Ed West‘s new book is about the only English king to be known as “the Great”:
History was once the story of heroes, and there is no greater figure in England’s history than the man who saved, and helped create, the nation itself. As I’ve written before, Alfred the Great is more than just a historical figure to me. I have an almost Victorian reverence for his memory.
Alfred is the subject of my short book Saxons versus Vikings, which was published in the US in 2017 as the first part of a young adult history of medieval England. The UK edition is published today, available on Amazon or through the publishers. (use the code SV20 on the publisher’s site, valid until 30 November, which gives 20% off). It’s very much a beginner’s introduction, aimed at conveying the message that history is just one long black comedy.

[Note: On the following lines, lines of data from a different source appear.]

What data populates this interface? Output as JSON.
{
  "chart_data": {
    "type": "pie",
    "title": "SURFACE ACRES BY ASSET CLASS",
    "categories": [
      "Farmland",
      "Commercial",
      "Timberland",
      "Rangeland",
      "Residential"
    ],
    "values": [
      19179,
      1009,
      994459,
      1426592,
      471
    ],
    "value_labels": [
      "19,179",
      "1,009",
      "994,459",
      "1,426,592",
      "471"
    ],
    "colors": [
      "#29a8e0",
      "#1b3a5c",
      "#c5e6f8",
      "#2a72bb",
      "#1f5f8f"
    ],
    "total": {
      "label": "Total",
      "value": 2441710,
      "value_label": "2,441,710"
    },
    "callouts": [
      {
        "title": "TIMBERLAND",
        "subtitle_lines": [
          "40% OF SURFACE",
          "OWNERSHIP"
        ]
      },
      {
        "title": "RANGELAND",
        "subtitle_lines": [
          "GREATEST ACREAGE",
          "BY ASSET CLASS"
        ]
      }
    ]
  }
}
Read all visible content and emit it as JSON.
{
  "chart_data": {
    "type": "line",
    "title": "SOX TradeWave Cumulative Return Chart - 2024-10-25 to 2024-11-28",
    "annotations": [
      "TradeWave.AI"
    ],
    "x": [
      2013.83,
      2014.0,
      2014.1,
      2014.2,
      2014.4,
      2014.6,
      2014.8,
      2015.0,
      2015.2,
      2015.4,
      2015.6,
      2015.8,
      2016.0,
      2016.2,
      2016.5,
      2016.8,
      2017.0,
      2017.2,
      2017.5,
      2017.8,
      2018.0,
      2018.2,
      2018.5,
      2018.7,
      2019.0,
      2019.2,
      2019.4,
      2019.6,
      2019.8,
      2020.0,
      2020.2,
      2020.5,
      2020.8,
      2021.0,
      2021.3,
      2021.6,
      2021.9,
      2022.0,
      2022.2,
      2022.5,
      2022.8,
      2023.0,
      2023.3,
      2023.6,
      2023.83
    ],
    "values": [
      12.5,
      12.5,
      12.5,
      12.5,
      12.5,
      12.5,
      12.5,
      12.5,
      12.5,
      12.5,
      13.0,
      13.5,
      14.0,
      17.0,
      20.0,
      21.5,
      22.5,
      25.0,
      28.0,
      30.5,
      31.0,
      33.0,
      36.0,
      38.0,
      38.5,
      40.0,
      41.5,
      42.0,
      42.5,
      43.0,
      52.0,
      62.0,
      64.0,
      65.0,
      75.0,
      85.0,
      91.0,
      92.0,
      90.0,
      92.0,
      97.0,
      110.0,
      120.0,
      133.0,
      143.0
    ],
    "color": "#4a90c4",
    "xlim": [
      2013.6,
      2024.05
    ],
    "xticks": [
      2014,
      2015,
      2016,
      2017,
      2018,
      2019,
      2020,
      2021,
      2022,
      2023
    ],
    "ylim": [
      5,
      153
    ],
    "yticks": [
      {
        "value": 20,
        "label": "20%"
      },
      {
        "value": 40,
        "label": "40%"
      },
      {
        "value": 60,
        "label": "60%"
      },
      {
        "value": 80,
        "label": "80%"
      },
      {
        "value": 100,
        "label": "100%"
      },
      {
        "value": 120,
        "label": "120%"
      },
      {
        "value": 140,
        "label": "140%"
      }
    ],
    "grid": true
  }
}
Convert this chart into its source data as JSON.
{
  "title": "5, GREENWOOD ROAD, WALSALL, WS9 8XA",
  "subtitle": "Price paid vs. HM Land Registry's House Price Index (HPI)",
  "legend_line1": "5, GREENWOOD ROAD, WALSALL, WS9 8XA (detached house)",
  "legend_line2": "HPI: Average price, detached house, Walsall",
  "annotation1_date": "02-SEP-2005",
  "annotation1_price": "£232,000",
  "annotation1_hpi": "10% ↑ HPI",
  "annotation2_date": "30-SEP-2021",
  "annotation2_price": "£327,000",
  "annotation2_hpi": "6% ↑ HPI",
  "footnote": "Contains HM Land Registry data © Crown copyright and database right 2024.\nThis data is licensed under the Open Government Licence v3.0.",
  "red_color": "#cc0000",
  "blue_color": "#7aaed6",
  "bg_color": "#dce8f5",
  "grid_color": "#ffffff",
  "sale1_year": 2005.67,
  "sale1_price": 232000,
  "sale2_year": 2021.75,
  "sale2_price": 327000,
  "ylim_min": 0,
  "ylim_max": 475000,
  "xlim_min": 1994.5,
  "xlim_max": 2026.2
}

The book charts the story of Alfred and his equally impressive grandson Athelstan, who went on to unify England in 927. In the centuries that followed Athelstan may have been considered the greater king, something we can sort of guess at by the fact that Ethelred the Unready named his first son Athelstan, and only his eighth Alfred, and royal naming patterns tend to reflect the prestige of previous monarchs.
Yet while Athelstan’s star faded in the medieval period, Alfred’s rose, and so by the fifteenth century the feeble-minded Henry VI was trying to have him made a saint. This didn’t happen, but Alfred is today the only English king to be styled “the Great”, and it was a word attached to him from quite an early stage. Even in the twelfth century the gossipy chronicler Matthew Paris is using the epithet, and says it’s in common use.
However, much of what is recorded of him only became known in Tudor times, partly by accident. Henry VIII’s break from Rome was to have a huge influence on our understanding of history, chiefly because so many of England’s records were stored in monasteries.
Before the development of universities, these had been the main intellectual centres in Christendom, indeed from where universities would grow. Now, along with relics, huge amounts of them would be lost, destroyed, sold … or preserved.
It was lucky that Matthew Parker, the sixteenth-century Archbishop of Canterbury with a keen interest in history, had a particularly keen interest in Alfred. It was Parker who published Asser’s Life of Alfred in 1574, having found the manuscript after the dissolution of the monasteries, a book that found itself in the Ashburnham collection amassed by Sir Robert Cotton in the late sixteenth and early seventeenth centuries.
Sadly, the original Life was burned in a famous fire at Ashburnham House in Westminster on October 23, 1731. Boys from nearby Westminster School had gone into the blaze alongside the owner and his son to rescue manuscripts, but much was lost, among them the only surviving manuscript of the Life of Alfred, as well as that of Beowulf. In fact the majority of recorded Anglo-Saxon history had gone up in smoke in minutes.
A copy of Beowulf had also been made, although the poem only became widely known in the nineteenth century after being translated into modern English. The fire also destroyed the oldest copy of the Burghal Hidage, a unique document listing towns of Saxon England and provisions for defence made during the reign of Alfred’s son Edward the Elder. An eighth-century illuminated gospel book from Northumbria was also lost.
So it is lucky that Parker had had The Life of Alfred printed, even if he had made alterations in his copy that to historians are infuriating because they cannot be sure if they are authentic. He probably added the story about the cakes, for instance, although this had come from a different Anglo-Saxon source.
We also know that Archbishop Parker was a bit confused, or possibly just lying; he claimed Alfred had founded his old university, Oxford, which was clearly untrue, and he was probably trying to make his alma mater sound grander than Cambridge. Oxford graduates down the years have been known to do this on one or two occasions.